物語は穏やかに生活に潤いを与える[レストー夫人・漫画・感想]

今日は僕の好きな漫画、レストー夫人について書きます。
レストー夫人は一学年一クラスがある一定期間同じ台本の芝居に取り組む伝統のある学校の一クラスのお芝居を進行する中で起こる人々の取り組みについて書いたお話です。
学校という閉鎖的で色々な人々が集まる環境。美しい子もいればかわいい子もいる。不思議な子もいれば地味な子もいる。そういう子たちが芝居に取り組む中で其々の心が静かに浮かび上がっていく。
物語はコマを読み進めるごとに展開されていくが、進行自体に大きな煽動はないが、不思議と読み進めるとなんだか心に穏やかに会話の内容が積もっていく気がする。それを私は何と名付けることができないが、できないまま穏やかに胸中に預けておくことが生きていくことで大切のように思う。
物語の中の人物のような女の子、志野は毎年不思議に続いていく伝統行事と物語そのものであるように育たれた自分自身を関連づけて、この世界の様々なものに物語は必要なのでしょうと話す。彼女たちは決して世界の真相を語ろうと努めないが、その態度がなお一層大切なものに対するやさしさを感じる。
4つの大きなエピソードが語られる。彼女たちは芝居に関わり、離れる。何故か毎年行われ続けたこの行事。別になくても問題はなかっただろう。しかし彼らは芝居という虚構を挟むことによって言葉にすることができなかった表現を手に入れて、以前より生きやすくなったように見受けられる。物語は必要と胸に響く。つまり、物語は人生の実際的な要素ではないが、人生の実際的な要素に挟むことによって生きることの大いなる処方箋になりうるということだ。
うまく歩けなかった川名さんは、子供の頃から見えていた不思議なめもりを劇を通してうまく扱えるようになった。
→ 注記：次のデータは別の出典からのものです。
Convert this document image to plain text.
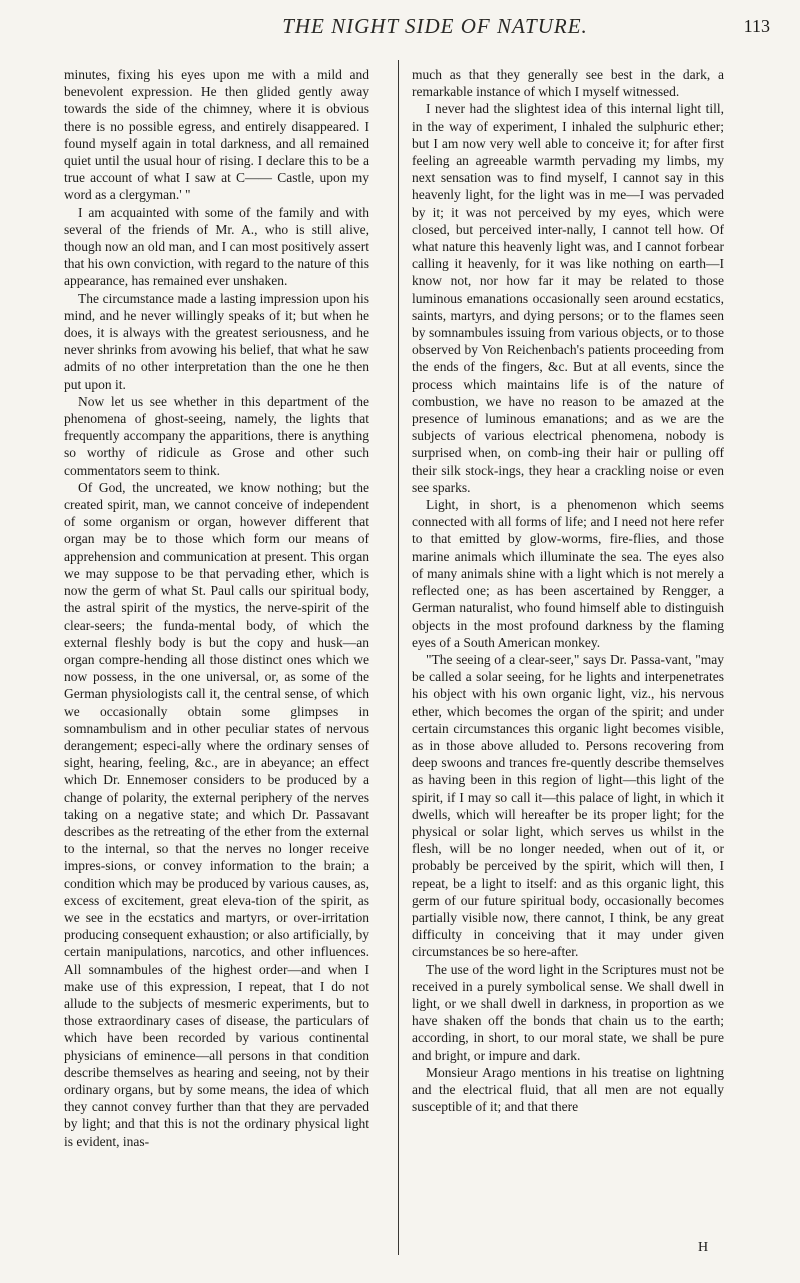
THE NIGHT SIDE OF NATURE.	113

minutes, fixing his eyes upon me with a mild and benevolent expression. He then glided gently away towards the side of the chimney, where it is obvious there is no possible egress, and entirely disappeared. I found myself again in total darkness, and all remained quiet until the usual hour of rising. I declare this to be a true account of what I saw at C—— Castle, upon my word as a clergyman.' "

I am acquainted with some of the family and with several of the friends of Mr. A., who is still alive, though now an old man, and I can most positively assert that his own conviction, with regard to the nature of this appearance, has remained ever unshaken.

The circumstance made a lasting impression upon his mind, and he never willingly speaks of it; but when he does, it is always with the greatest seriousness, and he never shrinks from avowing his belief, that what he saw admits of no other interpretation than the one he then put upon it.

Now let us see whether in this department of the phenomena of ghost-seeing, namely, the lights that frequently accompany the apparitions, there is anything so worthy of ridicule as Grose and other such commentators seem to think.

Of God, the uncreated, we know nothing; but the created spirit, man, we cannot conceive of independent of some organism or organ, however different that organ may be to those which form our means of apprehension and communication at present. This organ we may suppose to be that pervading ether, which is now the germ of what St. Paul calls our spiritual body, the astral spirit of the mystics, the nerve-spirit of the clear-seers; the funda-mental body, of which the external fleshly body is but the copy and husk—an organ compre-hending all those distinct ones which we now possess, in the one universal, or, as some of the German physiologists call it, the central sense, of which we occasionally obtain some glimpses in somnambulism and in other peculiar states of nervous derangement; especi-ally where the ordinary senses of sight, hearing, feeling, &c., are in abeyance; an effect which Dr. Ennemoser considers to be produced by a change of polarity, the external periphery of the nerves taking on a negative state; and which Dr. Passavant describes as the retreating of the ether from the external to the internal, so that the nerves no longer receive impres-sions, or convey information to the brain; a condition which may be produced by various causes, as, excess of excitement, great eleva-tion of the spirit, as we see in the ecstatics and martyrs, or over-irritation producing consequent exhaustion; or also artificially, by certain manipulations, narcotics, and other influences. All somnambules of the highest order—and when I make use of this expression, I repeat, that I do not allude to the subjects of mesmeric experiments, but to those extraordinary cases of disease, the particulars of which have been recorded by various continental physicians of eminence—all persons in that condition describe themselves as hearing and seeing, not by their ordinary organs, but by some means, the idea of which they cannot convey further than that they are pervaded by light; and that this is not the ordinary physical light is evident, inas-

much as that they generally see best in the dark, a remarkable instance of which I myself witnessed.

I never had the slightest idea of this internal light till, in the way of experiment, I inhaled the sulphuric ether; but I am now very well able to conceive it; for after first feeling an agreeable warmth pervading my limbs, my next sensation was to find myself, I cannot say in this heavenly light, for the light was in me—I was pervaded by it; it was not perceived by my eyes, which were closed, but perceived inter-nally, I cannot tell how. Of what nature this heavenly light was, and I cannot forbear calling it heavenly, for it was like nothing on earth—I know not, nor how far it may be related to those luminous emanations occasionally seen around ecstatics, saints, martyrs, and dying persons; or to the flames seen by somnambules issuing from various objects, or to those observed by Von Reichenbach's patients proceeding from the ends of the fingers, &c. But at all events, since the process which maintains life is of the nature of combustion, we have no reason to be amazed at the presence of luminous emanations; and as we are the subjects of various electrical phenomena, nobody is surprised when, on comb-ing their hair or pulling off their silk stock-ings, they hear a crackling noise or even see sparks.

Light, in short, is a phenomenon which seems connected with all forms of life; and I need not here refer to that emitted by glow-worms, fire-flies, and those marine animals which illuminate the sea. The eyes also of many animals shine with a light which is not merely a reflected one; as has been ascertained by Rengger, a German naturalist, who found himself able to distinguish objects in the most profound darkness by the flaming eyes of a South American monkey.

"The seeing of a clear-seer," says Dr. Passa-vant, "may be called a solar seeing, for he lights and interpenetrates his object with his own organic light, viz., his nervous ether, which becomes the organ of the spirit; and under certain circumstances this organic light becomes visible, as in those above alluded to. Persons recovering from deep swoons and trances fre-quently describe themselves as having been in this region of light—this light of the spirit, if I may so call it—this palace of light, in which it dwells, which will hereafter be its proper light; for the physical or solar light, which serves us whilst in the flesh, will be no longer needed, when out of it, or probably be perceived by the spirit, which will then, I repeat, be a light to itself: and as this organic light, this germ of our future spiritual body, occasionally becomes partially visible now, there cannot, I think, be any great difficulty in conceiving that it may under given circumstances be so here-after.

The use of the word light in the Scriptures must not be received in a purely symbolical sense. We shall dwell in light, or we shall dwell in darkness, in proportion as we have shaken off the bonds that chain us to the earth; according, in short, to our moral state, we shall be pure and bright, or impure and dark.

Monsieur Arago mentions in his treatise on lightning and the electrical fluid, that all men are not equally susceptible of it; and that there

H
その結果、めもりは姿を消したが、彼女は自分自身とうまく生きれるようになった。志野は自分がただキメラのような異端であるだけでなく、普通の変わった女の子であることに気づけた。一人で物語に浸りつづける彼女の実際的な現実に挿入された新しい物語はたしかに必要だった。
気づかなくてもいいかもしれない。知らなくてもいいかもしれない。しかし、芝居を通じて登場人物は新たなステップを踏むことが出来た。そのことこそが生きる上で大切なことであり、教養と呼ばれるものではないだろうか。気づけないまま、知らないまま人生を送ることは時として心が無性に寂しいと露出されるものだから。
一見目を通すだけだと当たり障りもない実務的な力を発揮しない凡庸な漫画だと錯覚するが、語ろうしない部分があることによって穏やかな意味を表現する力はまるで苔のむす石のように尊い。物語という、表現との穏やかで確実な関係は凄く良いと呼びたいものだ。
この漫画、作者がもっと世に穏やかに表出していくことを僕は切に願っている。